[PATCH 3/5] x86/mm: Introduce and export interface arch_clean_nonsnoop_dma()

From: Yan Zhao
Date: Tue May 07 2024 - 02:21:39 EST


Introduce and export interface arch_clean_nonsnoop_dma() to flush CPU
caches for memory involved in non-coherent DMAs (DMAs that lack CPU cache
snooping).

When IOMMU does not enforce cache coherency, devices are allowed to perform
non-coherent DMAs.

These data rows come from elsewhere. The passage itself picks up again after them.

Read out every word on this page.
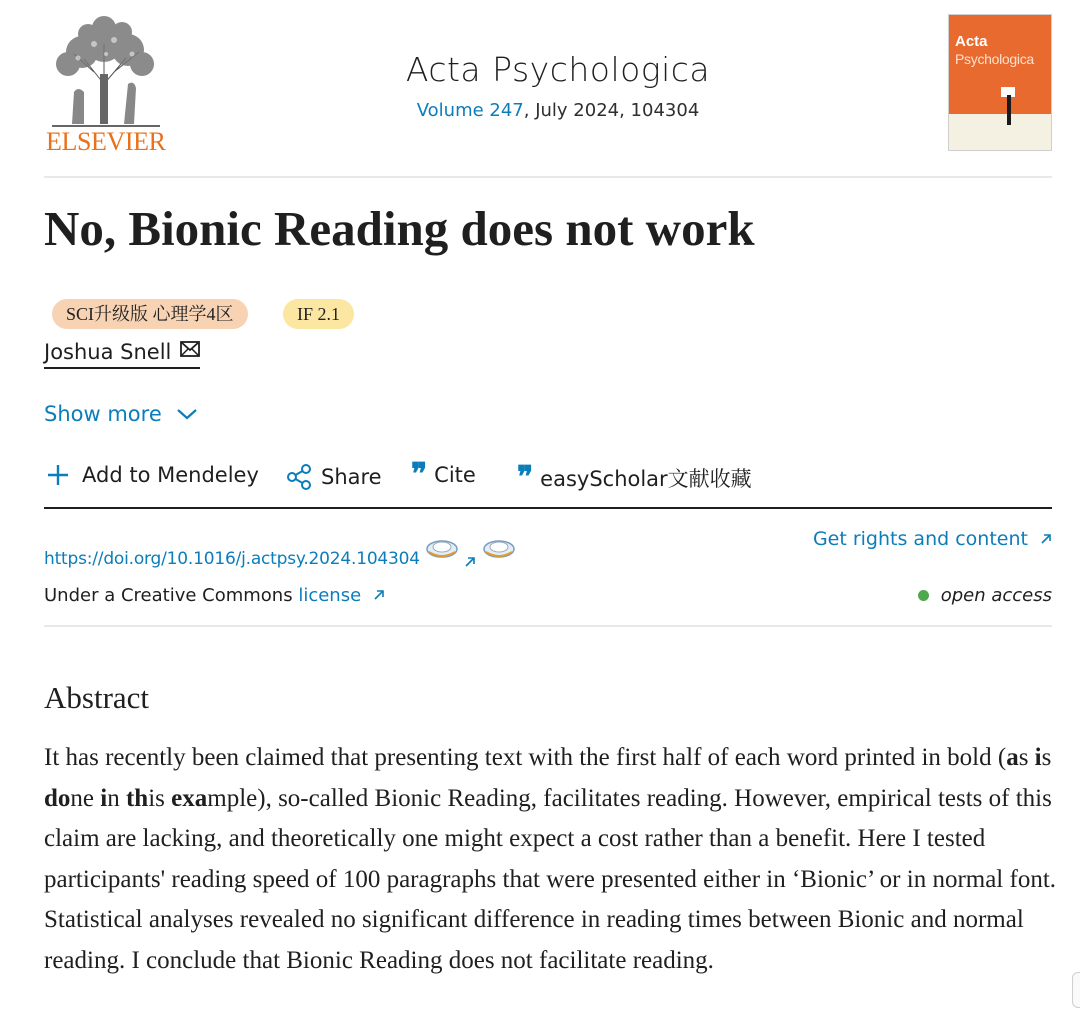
ELSEVIER
Acta Psychologica
Volume 247, July 2024, 104304
Acta
Psychologica
No, Bionic Reading does not work
SCI升级版 心理学4区	IF 2.1
Joshua Snell
Show more
Add to Mendeley	Share ❞ Cite ❞ easyScholar文献收藏
https://doi.org/10.1016/j.actpsy.2024.104304
Get rights and content
Under a Creative Commons license	open access
Abstract
It has recently been claimed that presenting text with the first half of each word printed in bold (as is done in this example), so-called Bionic Reading, facilitates reading. However, empirical tests of this claim are lacking, and theoretically one might expect a cost rather than a benefit. Here I tested participants' reading speed of 100 paragraphs that were presented either in ‘Bionic’ or in normal font. Statistical analyses revealed no significant difference in reading times between Bionic and normal reading. I conclude that Bionic Reading does not facilitate reading.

This scenario poses a risk of information leakage when
the device is assigned into a VM. Specifically, a malicious guest could
potentially retrieve stale host data through non-coherent DMA reads to
physical memory, with data initialized by host (e.g., zeros) still residing
in the cache.

Additionally, host kernel (e.g. by a ksm kthread) is possible to read
inconsistent data from CPU cache/memory (left by a malicious guest) after
a page is unpinned for non-coherent DMA but before it's freed.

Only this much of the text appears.